Sin rebajar las acusaciones
El riesgo de tener un conflicto interno grave –como el que ahora está planteado– hizo que Delgado y Segarra renunciaran a intentar convencer a los fiscales del Proceso para que rebajaran sus acusaciones. La fiscal general llegaba dejando atrás el cargo de fiscal provincial jefe en Sevilla. En la Fiscalía, los galones cuentan mucho, y desde el primer momento hubo razones para pronosticar que podría tener problemas para ejercer su responsabilidad, dar las órdenes que creyera pertinentes y ser plenamente respetada. Los cuatro ponentes en la causa del Proceso eran fiscales de sala –la máxima categoría en la carrera– y era más que dudoso que unos generales aceptaran ser mandados por una comandante. En rigor, Segarra ni intentó ejercer las atribuciones de fiscal general del Estado, que es quien al final toma –y en su caso, impone– las decisiones sobre la actuación de la Fiscalía en los asuntos más delicados.

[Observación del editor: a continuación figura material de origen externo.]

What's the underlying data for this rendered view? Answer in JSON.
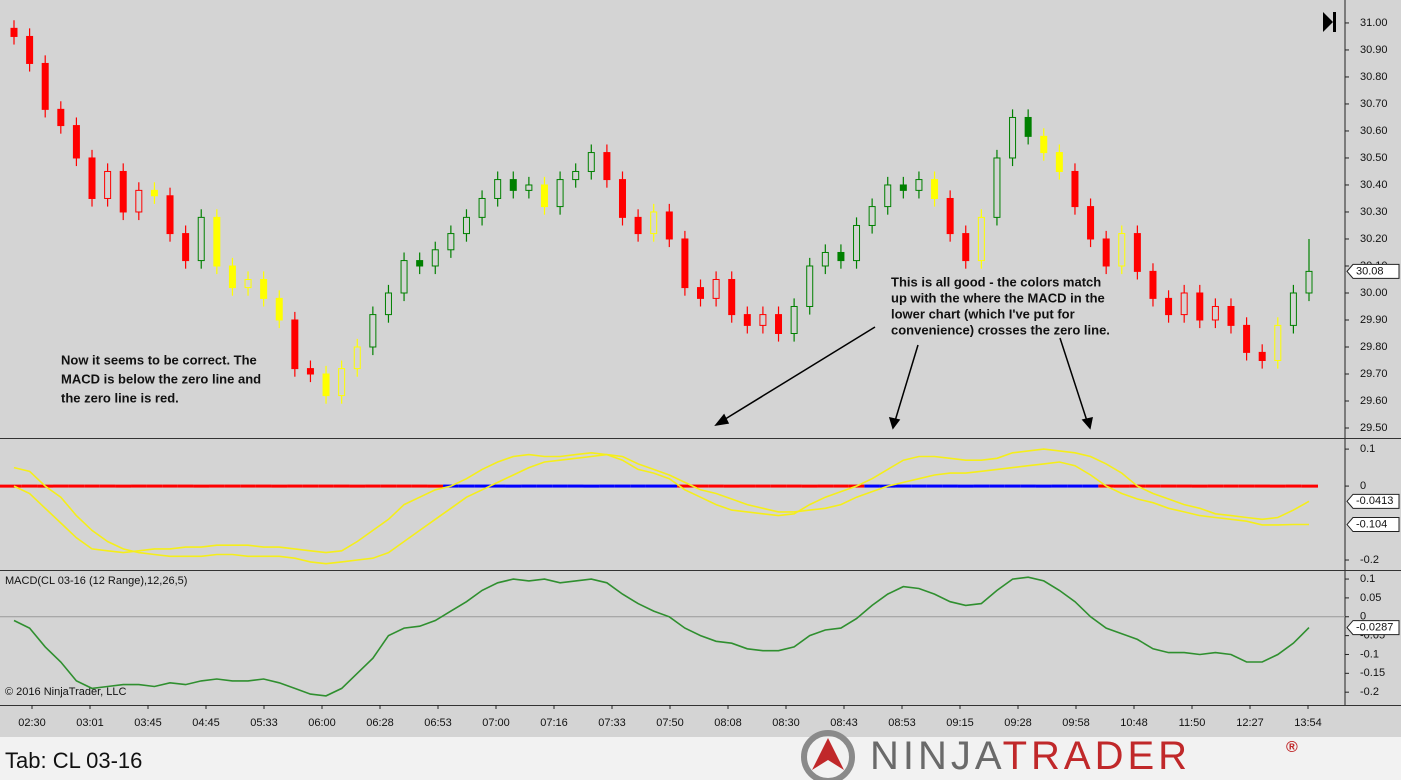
{
  "chart_data": [
    {
      "type": "candlestick",
      "open": [
        30.98,
        30.95,
        30.85,
        30.68,
        30.62,
        30.5,
        30.35,
        30.45,
        30.3,
        30.38,
        30.36,
        30.22,
        30.12,
        30.28,
        30.1,
        30.02,
        30.05,
        29.98,
        29.9,
        29.72,
        29.7,
        29.62,
        29.72,
        29.8,
        29.92,
        30.0,
        30.12,
        30.1,
        30.16,
        30.22,
        30.28,
        30.35,
        30.42,
        30.38,
        30.4,
        30.32,
        30.42,
        30.45,
        30.52,
        30.42,
        30.28,
        30.22,
        30.3,
        30.2,
        30.02,
        29.98,
        30.05,
        29.92,
        29.88,
        29.92,
        29.85,
        29.95,
        30.1,
        30.15,
        30.12,
        30.25,
        30.32,
        30.4,
        30.38,
        30.42,
        30.35,
        30.22,
        30.12,
        30.28,
        30.5,
        30.65,
        30.58,
        30.52,
        30.45,
        30.32,
        30.2,
        30.1,
        30.22,
        30.08,
        29.98,
        29.92,
        30.0,
        29.9,
        29.95,
        29.88,
        29.78,
        29.75,
        29.88,
        30.0
      ],
      "high": [
        31.01,
        30.98,
        30.88,
        30.71,
        30.65,
        30.53,
        30.48,
        30.48,
        30.41,
        30.41,
        30.39,
        30.25,
        30.31,
        30.31,
        30.13,
        30.08,
        30.08,
        30.01,
        29.93,
        29.75,
        29.73,
        29.75,
        29.83,
        29.95,
        30.03,
        30.15,
        30.15,
        30.19,
        30.25,
        30.31,
        30.38,
        30.45,
        30.45,
        30.43,
        30.43,
        30.45,
        30.48,
        30.55,
        30.55,
        30.45,
        30.31,
        30.33,
        30.33,
        30.23,
        30.05,
        30.08,
        30.08,
        29.95,
        29.95,
        29.95,
        29.98,
        30.13,
        30.18,
        30.18,
        30.28,
        30.35,
        30.43,
        30.43,
        30.45,
        30.45,
        30.38,
        30.25,
        30.31,
        30.53,
        30.68,
        30.68,
        30.61,
        30.55,
        30.48,
        30.35,
        30.23,
        30.25,
        30.25,
        30.11,
        30.01,
        30.03,
        30.03,
        29.98,
        29.98,
        29.91,
        29.81,
        29.91,
        30.03,
        30.2
      ],
      "low": [
        30.92,
        30.82,
        30.65,
        30.59,
        30.47,
        30.32,
        30.32,
        30.27,
        30.27,
        30.33,
        30.19,
        30.09,
        30.09,
        30.07,
        29.99,
        29.99,
        29.95,
        29.87,
        29.69,
        29.67,
        29.59,
        29.59,
        29.69,
        29.77,
        29.89,
        29.97,
        30.07,
        30.07,
        30.13,
        30.19,
        30.25,
        30.32,
        30.35,
        30.35,
        30.29,
        30.29,
        30.39,
        30.42,
        30.39,
        30.25,
        30.19,
        30.19,
        30.17,
        29.99,
        29.95,
        29.95,
        29.89,
        29.85,
        29.85,
        29.82,
        29.82,
        29.92,
        30.07,
        30.09,
        30.09,
        30.22,
        30.29,
        30.35,
        30.35,
        30.32,
        30.19,
        30.09,
        30.09,
        30.25,
        30.47,
        30.55,
        30.49,
        30.42,
        30.29,
        30.17,
        30.07,
        30.07,
        30.05,
        29.95,
        29.89,
        29.89,
        29.87,
        29.87,
        29.85,
        29.75,
        29.72,
        29.72,
        29.85,
        29.97
      ],
      "close": [
        30.95,
        30.85,
        30.68,
        30.62,
        30.5,
        30.35,
        30.45,
        30.3,
        30.38,
        30.36,
        30.22,
        30.12,
        30.28,
        30.1,
        30.02,
        30.05,
        29.98,
        29.9,
        29.72,
        29.7,
        29.62,
        29.72,
        29.8,
        29.92,
        30.0,
        30.12,
        30.1,
        30.16,
        30.22,
        30.28,
        30.35,
        30.42,
        30.38,
        30.4,
        30.32,
        30.42,
        30.45,
        30.52,
        30.42,
        30.28,
        30.22,
        30.3,
        30.2,
        30.02,
        29.98,
        30.05,
        29.92,
        29.88,
        29.92,
        29.85,
        29.95,
        30.1,
        30.15,
        30.12,
        30.25,
        30.32,
        30.4,
        30.38,
        30.42,
        30.35,
        30.22,
        30.12,
        30.28,
        30.5,
        30.65,
        30.58,
        30.52,
        30.45,
        30.32,
        30.2,
        30.1,
        30.22,
        30.08,
        29.98,
        29.92,
        30.0,
        29.9,
        29.95,
        29.88,
        29.78,
        29.75,
        29.88,
        30.0,
        30.08
      ],
      "colors": [
        "red",
        "red",
        "red",
        "red",
        "red",
        "red",
        "red",
        "red",
        "red",
        "yellow",
        "red",
        "red",
        "green",
        "yellow",
        "yellow",
        "yellow",
        "yellow",
        "yellow",
        "red",
        "red",
        "yellow",
        "yellow",
        "yellow",
        "green",
        "green",
        "green",
        "green",
        "green",
        "green",
        "green",
        "green",
        "green",
        "green",
        "green",
        "yellow",
        "green",
        "green",
        "green",
        "red",
        "red",
        "red",
        "yellow",
        "red",
        "red",
        "red",
        "red",
        "red",
        "red",
        "red",
        "red",
        "green",
        "green",
        "green",
        "green",
        "green",
        "green",
        "green",
        "green",
        "green",
        "yellow",
        "red",
        "red",
        "yellow",
        "green",
        "green",
        "green",
        "yellow",
        "yellow",
        "red",
        "red",
        "red",
        "yellow",
        "red",
        "red",
        "red",
        "red",
        "red",
        "red",
        "red",
        "red",
        "red",
        "yellow",
        "green",
        "green"
      ],
      "ylim": [
        29.463,
        31.085
      ],
      "yticks": [
        {
          "value": 29.5,
          "label": "29.50"
        },
        {
          "value": 29.6,
          "label": "29.60"
        },
        {
          "value": 29.7,
          "label": "29.70"
        },
        {
          "value": 29.8,
          "label": "29.80"
        },
        {
          "value": 29.9,
          "label": "29.90"
        },
        {
          "value": 30.0,
          "label": "30.00"
        },
        {
          "value": 30.1,
          "label": "30.10"
        },
        {
          "value": 30.2,
          "label": "30.20"
        },
        {
          "value": 30.3,
          "label": "30.30"
        },
        {
          "value": 30.4,
          "label": "30.40"
        },
        {
          "value": 30.5,
          "label": "30.50"
        },
        {
          "value": 30.6,
          "label": "30.60"
        },
        {
          "value": 30.7,
          "label": "30.70"
        },
        {
          "value": 30.8,
          "label": "30.80"
        },
        {
          "value": 30.9,
          "label": "30.90"
        },
        {
          "value": 31.0,
          "label": "31.00"
        }
      ],
      "annotations": [
        [
          "Now it seems to be correct.  The",
          "MACD is below the zero line and",
          "the zero line is red."
        ],
        [
          "This is all good - the colors match",
          "up with the where the MACD in the",
          "lower chart (which I've put for",
          "convenience) crosses the zero line."
        ]
      ]
    },
    {
      "type": "line",
      "series": [
        {
          "color": "#f5ee1a",
          "values": [
            0.05,
            0.04,
            0.0,
            -0.03,
            -0.08,
            -0.12,
            -0.15,
            -0.17,
            -0.18,
            -0.185,
            -0.19,
            -0.19,
            -0.19,
            -0.185,
            -0.185,
            -0.19,
            -0.19,
            -0.19,
            -0.195,
            -0.205,
            -0.21,
            -0.205,
            -0.2,
            -0.195,
            -0.18,
            -0.15,
            -0.12,
            -0.09,
            -0.06,
            -0.03,
            -0.01,
            0.01,
            0.03,
            0.05,
            0.065,
            0.07,
            0.075,
            0.08,
            0.085,
            0.08,
            0.06,
            0.045,
            0.03,
            0.01,
            -0.01,
            -0.02,
            -0.035,
            -0.05,
            -0.06,
            -0.07,
            -0.07,
            -0.065,
            -0.06,
            -0.05,
            -0.03,
            -0.015,
            0.0,
            0.01,
            0.02,
            0.03,
            0.035,
            0.035,
            0.04,
            0.045,
            0.05,
            0.055,
            0.06,
            0.065,
            0.055,
            0.03,
            0.0,
            -0.02,
            -0.035,
            -0.045,
            -0.06,
            -0.07,
            -0.08,
            -0.085,
            -0.09,
            -0.095,
            -0.105,
            -0.105,
            -0.104,
            -0.104
          ]
        },
        {
          "color": "#f5ee1a",
          "values": [
            0.0,
            -0.02,
            -0.06,
            -0.1,
            -0.14,
            -0.17,
            -0.175,
            -0.18,
            -0.175,
            -0.17,
            -0.17,
            -0.165,
            -0.165,
            -0.16,
            -0.16,
            -0.16,
            -0.165,
            -0.165,
            -0.17,
            -0.175,
            -0.18,
            -0.175,
            -0.15,
            -0.12,
            -0.09,
            -0.05,
            -0.03,
            -0.01,
            0.0,
            0.02,
            0.045,
            0.065,
            0.08,
            0.085,
            0.08,
            0.08,
            0.085,
            0.09,
            0.085,
            0.07,
            0.045,
            0.035,
            0.02,
            -0.01,
            -0.03,
            -0.05,
            -0.065,
            -0.07,
            -0.075,
            -0.08,
            -0.075,
            -0.05,
            -0.03,
            -0.015,
            0.0,
            0.02,
            0.045,
            0.07,
            0.08,
            0.08,
            0.075,
            0.07,
            0.07,
            0.075,
            0.09,
            0.095,
            0.1,
            0.095,
            0.09,
            0.08,
            0.06,
            0.035,
            0.0,
            -0.02,
            -0.035,
            -0.05,
            -0.06,
            -0.075,
            -0.08,
            -0.085,
            -0.09,
            -0.085,
            -0.065,
            -0.0413
          ]
        }
      ],
      "zero_line": {
        "above": "#0000ff",
        "below": "#ff0000"
      },
      "ylim": [
        -0.227,
        0.13
      ],
      "yticks": [
        0.1,
        0,
        -0.2
      ]
    },
    {
      "type": "line",
      "title": "MACD(CL 03-16 (12 Range),12,26,5)",
      "series": [
        {
          "color": "#2f8f2f",
          "values": [
            -0.01,
            -0.03,
            -0.08,
            -0.12,
            -0.17,
            -0.19,
            -0.185,
            -0.18,
            -0.18,
            -0.185,
            -0.175,
            -0.18,
            -0.17,
            -0.165,
            -0.17,
            -0.17,
            -0.165,
            -0.175,
            -0.19,
            -0.205,
            -0.21,
            -0.19,
            -0.15,
            -0.11,
            -0.05,
            -0.03,
            -0.025,
            -0.01,
            0.015,
            0.04,
            0.07,
            0.09,
            0.1,
            0.095,
            0.1,
            0.09,
            0.095,
            0.1,
            0.09,
            0.06,
            0.035,
            0.015,
            0.0,
            -0.03,
            -0.05,
            -0.065,
            -0.07,
            -0.085,
            -0.09,
            -0.09,
            -0.08,
            -0.05,
            -0.035,
            -0.03,
            -0.005,
            0.03,
            0.06,
            0.08,
            0.075,
            0.06,
            0.04,
            0.03,
            0.035,
            0.07,
            0.1,
            0.105,
            0.095,
            0.07,
            0.04,
            0.0,
            -0.03,
            -0.045,
            -0.06,
            -0.085,
            -0.095,
            -0.095,
            -0.1,
            -0.095,
            -0.1,
            -0.12,
            -0.12,
            -0.1,
            -0.07,
            -0.0287
          ]
        }
      ],
      "ylim": [
        -0.234,
        0.124
      ],
      "yticks": [
        0.1,
        0.05,
        0,
        -0.05,
        -0.1,
        -0.15,
        -0.2
      ]
    }
  ],
  "x_labels": [
    "02:30",
    "03:01",
    "03:45",
    "04:45",
    "05:33",
    "06:00",
    "06:28",
    "06:53",
    "07:00",
    "07:16",
    "07:33",
    "07:50",
    "08:08",
    "08:30",
    "08:43",
    "08:53",
    "09:15",
    "09:28",
    "09:58",
    "10:48",
    "11:50",
    "12:27",
    "13:54"
  ],
  "copyright": "© 2016 NinjaTrader, LLC",
  "tab": "Tab: CL 03-16",
  "logo": {
    "first": "NINJA",
    "second": "TRADER",
    "mark": "®"
  }
}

Facilitó esta renuncia estratégica de la Fiscalía –compartida de hecho por el gobierno– la circunstancia de que en el entramado de la administración exista la Abogacía del Estado. Lo que no estaban dispuestos a hacer los fiscales del Proceso quedó confiado a la abogada del Estado, Rosa María Seoane, después de que la responsable máxima de los servicios jurídicos del Estado, Consuelo Castro, decidiera cesar a Edmundo Bal, titular hasta entonces de la sección penal y tan partidario de acusar de rebelión como a sus compañeros de la Fiscalía. El cese de Bal hizo un gran ruido, pero la sustitución de los fiscales del Procés habría provocado la misma tensión e idénticas críticas multiplicadas por cuatro. Estos fiscales son los que ahora han exigido la convocatoria de la Junta de Fiscales de Sala -máximo órgano consultivo de la carrera- para debatir sobre la ley de amnistía. Volverá a haber ruido, pero quien manda, manda, y en la Fiscalía no cabe duda de que quien toma las decisiones más importantes es el fiscal general. Cuando no lo hace es por no recibir leña. García Ortiz no es de goma, está afectado por lo que le ocurre. Pero sabe que lo que le ocurre deriva de su condición de elemento clave en el aparato del Estado, diseñado así por los padres de la Constitución, que no por casualidad establecieron en el artículo 124.4 del texto constitucional que la designación del fiscal general está en manos del gobierno. Por eso es una pieza de caza mayor.